Mix 1 oz per gallon of water and apply the mixture to baseboards, carpeting and other surfaces where beetles are active or thought to be hiding. Be sure to treat once every two weeks during initial phases of treatment and then monthly to insure they don’t return.
Now its important to understand Bithor will only kill adults and larvae. So for long term control, add NYLAR to the tank mix. Nylar is a growth regulator and essentially helps by preventing larvae from growing into mature, reproducing adults. It won’t kill adult stages but it will help a lot because it will translocate to all areas well beyond where you spray. This means you can’t miss when Nylar is added and in most cases, its what you need to end the problem once and for all.
Nylar is active for many months too so even after the Bithor wears down, if you included Nylar you’ll have something in place working long after you’re done spraying. Larder beetles can be persistent so it’s smart to employ long lasting materials. Nylar is such a product and is a great product by itself to keep beetles from ever getting established.
Lastly, make sure you make the applications with a good PUMP SPRAYER. Our sprayer comes with a selection of tips and nozzles enabling the spray to be applied properly. A wide swath is needed and the material must be distributed evenly which most pump sprayers can’t do.

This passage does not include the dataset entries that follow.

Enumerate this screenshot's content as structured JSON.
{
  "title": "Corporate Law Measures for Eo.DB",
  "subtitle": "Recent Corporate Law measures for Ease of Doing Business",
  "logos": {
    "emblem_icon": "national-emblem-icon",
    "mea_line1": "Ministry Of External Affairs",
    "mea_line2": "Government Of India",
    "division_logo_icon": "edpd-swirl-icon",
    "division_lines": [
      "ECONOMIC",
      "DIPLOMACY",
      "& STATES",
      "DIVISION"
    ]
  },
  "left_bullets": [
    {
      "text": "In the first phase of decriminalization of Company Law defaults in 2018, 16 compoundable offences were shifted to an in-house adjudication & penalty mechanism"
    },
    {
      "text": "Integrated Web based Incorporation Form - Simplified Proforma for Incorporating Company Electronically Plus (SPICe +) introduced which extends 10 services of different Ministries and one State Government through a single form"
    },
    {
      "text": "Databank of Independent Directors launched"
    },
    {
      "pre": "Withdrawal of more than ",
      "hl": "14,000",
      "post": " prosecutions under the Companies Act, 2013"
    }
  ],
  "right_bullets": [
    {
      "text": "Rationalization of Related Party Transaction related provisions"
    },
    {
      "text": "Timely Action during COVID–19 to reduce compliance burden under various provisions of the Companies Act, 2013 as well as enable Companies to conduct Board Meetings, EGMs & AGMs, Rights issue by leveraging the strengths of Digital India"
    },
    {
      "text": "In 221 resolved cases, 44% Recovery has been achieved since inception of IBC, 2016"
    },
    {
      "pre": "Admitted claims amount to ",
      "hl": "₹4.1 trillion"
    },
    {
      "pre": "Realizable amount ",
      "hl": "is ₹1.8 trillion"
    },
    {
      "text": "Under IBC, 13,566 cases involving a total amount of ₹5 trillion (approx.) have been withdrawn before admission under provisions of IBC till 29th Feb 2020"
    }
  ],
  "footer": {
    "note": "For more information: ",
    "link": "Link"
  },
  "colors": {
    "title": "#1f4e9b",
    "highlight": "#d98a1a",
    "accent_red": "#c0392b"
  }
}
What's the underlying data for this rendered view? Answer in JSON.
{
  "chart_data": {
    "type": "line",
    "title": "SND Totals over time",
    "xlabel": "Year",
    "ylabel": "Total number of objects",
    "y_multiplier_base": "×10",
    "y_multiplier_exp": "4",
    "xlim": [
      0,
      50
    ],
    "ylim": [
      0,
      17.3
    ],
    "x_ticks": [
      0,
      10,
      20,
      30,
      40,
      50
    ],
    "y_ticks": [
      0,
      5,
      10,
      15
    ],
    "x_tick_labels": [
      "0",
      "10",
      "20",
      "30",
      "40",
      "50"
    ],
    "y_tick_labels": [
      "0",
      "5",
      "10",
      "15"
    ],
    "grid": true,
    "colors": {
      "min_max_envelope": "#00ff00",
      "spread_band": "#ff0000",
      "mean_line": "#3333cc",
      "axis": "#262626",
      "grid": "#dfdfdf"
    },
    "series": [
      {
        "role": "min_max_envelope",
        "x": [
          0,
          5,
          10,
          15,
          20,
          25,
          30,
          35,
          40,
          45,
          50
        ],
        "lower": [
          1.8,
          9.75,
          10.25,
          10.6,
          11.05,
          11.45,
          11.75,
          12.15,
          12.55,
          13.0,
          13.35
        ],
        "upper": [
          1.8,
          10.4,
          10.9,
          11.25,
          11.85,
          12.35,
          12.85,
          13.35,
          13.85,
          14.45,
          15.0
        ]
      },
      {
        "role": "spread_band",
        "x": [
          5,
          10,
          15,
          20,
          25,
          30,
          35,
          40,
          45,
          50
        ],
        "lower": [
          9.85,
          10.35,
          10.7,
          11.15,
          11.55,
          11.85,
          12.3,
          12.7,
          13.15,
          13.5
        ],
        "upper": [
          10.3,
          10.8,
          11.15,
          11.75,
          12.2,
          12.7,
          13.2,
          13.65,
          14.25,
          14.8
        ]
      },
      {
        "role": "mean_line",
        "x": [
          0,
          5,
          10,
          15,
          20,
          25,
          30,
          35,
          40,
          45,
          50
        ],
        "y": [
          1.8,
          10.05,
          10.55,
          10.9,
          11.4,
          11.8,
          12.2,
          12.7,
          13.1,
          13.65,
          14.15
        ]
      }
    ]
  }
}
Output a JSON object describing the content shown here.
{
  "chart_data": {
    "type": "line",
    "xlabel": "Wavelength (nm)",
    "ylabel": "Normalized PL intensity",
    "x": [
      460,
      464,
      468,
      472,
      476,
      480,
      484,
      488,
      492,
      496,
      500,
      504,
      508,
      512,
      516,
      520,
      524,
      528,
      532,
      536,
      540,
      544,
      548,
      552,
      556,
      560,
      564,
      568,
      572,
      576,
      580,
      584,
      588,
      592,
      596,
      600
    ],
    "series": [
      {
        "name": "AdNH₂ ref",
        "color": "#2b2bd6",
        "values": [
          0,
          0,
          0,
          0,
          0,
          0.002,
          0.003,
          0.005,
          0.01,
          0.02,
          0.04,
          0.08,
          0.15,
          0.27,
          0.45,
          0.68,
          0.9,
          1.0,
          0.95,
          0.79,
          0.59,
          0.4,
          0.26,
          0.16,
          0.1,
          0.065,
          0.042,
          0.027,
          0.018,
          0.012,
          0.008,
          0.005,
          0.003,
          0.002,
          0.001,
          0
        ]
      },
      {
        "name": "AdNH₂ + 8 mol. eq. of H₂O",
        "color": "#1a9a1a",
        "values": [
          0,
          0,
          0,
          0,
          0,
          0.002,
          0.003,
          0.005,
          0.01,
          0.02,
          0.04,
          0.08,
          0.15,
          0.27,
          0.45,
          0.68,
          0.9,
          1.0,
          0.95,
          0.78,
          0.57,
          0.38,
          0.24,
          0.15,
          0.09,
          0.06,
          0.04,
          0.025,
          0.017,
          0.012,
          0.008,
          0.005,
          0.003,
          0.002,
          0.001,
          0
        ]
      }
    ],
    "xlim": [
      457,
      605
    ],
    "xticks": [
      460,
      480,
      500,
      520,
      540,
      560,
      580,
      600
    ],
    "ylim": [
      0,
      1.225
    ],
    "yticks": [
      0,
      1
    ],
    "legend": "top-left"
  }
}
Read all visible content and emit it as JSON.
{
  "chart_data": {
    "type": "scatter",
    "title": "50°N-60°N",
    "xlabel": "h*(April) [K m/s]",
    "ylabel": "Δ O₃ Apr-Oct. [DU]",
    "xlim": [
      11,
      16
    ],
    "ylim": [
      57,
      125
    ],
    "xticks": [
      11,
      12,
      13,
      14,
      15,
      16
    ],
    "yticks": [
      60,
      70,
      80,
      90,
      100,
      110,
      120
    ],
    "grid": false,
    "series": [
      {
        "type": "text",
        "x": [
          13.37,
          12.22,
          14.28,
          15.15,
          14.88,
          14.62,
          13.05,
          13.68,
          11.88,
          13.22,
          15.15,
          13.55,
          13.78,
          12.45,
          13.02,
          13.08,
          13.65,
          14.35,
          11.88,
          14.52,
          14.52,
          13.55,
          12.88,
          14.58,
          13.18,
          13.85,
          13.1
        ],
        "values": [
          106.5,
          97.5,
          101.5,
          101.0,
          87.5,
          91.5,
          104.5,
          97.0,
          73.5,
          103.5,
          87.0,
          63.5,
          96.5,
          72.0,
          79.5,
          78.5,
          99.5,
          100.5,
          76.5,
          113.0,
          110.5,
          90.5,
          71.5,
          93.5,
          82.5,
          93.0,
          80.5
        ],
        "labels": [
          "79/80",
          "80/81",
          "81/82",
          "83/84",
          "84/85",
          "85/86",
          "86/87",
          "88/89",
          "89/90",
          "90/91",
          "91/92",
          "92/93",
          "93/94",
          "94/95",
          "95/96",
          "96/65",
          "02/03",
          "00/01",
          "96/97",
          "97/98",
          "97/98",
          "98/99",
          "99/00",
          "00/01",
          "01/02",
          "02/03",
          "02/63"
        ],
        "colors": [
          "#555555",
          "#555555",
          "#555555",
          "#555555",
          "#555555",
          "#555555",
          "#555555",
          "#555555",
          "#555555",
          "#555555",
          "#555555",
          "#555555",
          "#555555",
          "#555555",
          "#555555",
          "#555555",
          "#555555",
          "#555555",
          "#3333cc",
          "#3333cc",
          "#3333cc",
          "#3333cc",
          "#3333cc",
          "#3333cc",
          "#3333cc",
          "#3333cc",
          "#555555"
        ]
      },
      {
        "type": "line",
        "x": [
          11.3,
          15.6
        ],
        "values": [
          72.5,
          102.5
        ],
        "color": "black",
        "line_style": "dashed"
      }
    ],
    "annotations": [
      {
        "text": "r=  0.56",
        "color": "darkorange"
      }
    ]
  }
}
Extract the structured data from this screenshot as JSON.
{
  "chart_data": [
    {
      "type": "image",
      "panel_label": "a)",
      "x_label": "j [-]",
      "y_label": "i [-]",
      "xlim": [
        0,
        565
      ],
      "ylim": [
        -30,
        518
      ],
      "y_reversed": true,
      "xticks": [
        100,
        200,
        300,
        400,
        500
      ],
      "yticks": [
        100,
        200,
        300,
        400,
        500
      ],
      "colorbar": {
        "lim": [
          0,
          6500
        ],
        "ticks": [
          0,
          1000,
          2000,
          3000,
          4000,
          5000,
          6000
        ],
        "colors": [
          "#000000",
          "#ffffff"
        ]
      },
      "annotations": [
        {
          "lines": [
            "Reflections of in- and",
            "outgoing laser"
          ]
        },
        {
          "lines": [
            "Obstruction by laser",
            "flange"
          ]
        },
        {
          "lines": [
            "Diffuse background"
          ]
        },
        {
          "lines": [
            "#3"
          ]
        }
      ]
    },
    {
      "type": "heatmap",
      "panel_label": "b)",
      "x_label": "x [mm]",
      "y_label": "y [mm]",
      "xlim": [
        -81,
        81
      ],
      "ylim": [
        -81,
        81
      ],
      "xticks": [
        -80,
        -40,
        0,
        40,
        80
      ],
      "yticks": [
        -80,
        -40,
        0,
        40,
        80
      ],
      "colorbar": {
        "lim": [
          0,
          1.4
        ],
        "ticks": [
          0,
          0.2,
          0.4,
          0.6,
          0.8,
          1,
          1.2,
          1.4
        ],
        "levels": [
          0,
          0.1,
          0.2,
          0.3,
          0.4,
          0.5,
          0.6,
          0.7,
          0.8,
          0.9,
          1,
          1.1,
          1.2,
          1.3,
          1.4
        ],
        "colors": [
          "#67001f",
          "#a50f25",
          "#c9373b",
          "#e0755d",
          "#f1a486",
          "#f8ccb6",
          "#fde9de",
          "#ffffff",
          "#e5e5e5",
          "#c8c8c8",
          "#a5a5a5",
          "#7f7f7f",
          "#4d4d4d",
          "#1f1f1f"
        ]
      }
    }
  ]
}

Larder beetle control can be done once you know where to treat and what they are targeting. Remember, they’re excellent flyers and will many times find different areas of the home to occupy. Animal mounts, horse hair mattresses and just about any natural fabric or material in the home can become food for this ferocious insect.
FS MP Aerosol might be easy to use and handy but it may not be the most economical option if you have a large home to treat. So for treating the entire home, go with Bithor along with Nylar (the egg killer). Lastly, install larder beetle traps to monitor the problem and make sure as much of the home is treated as possible.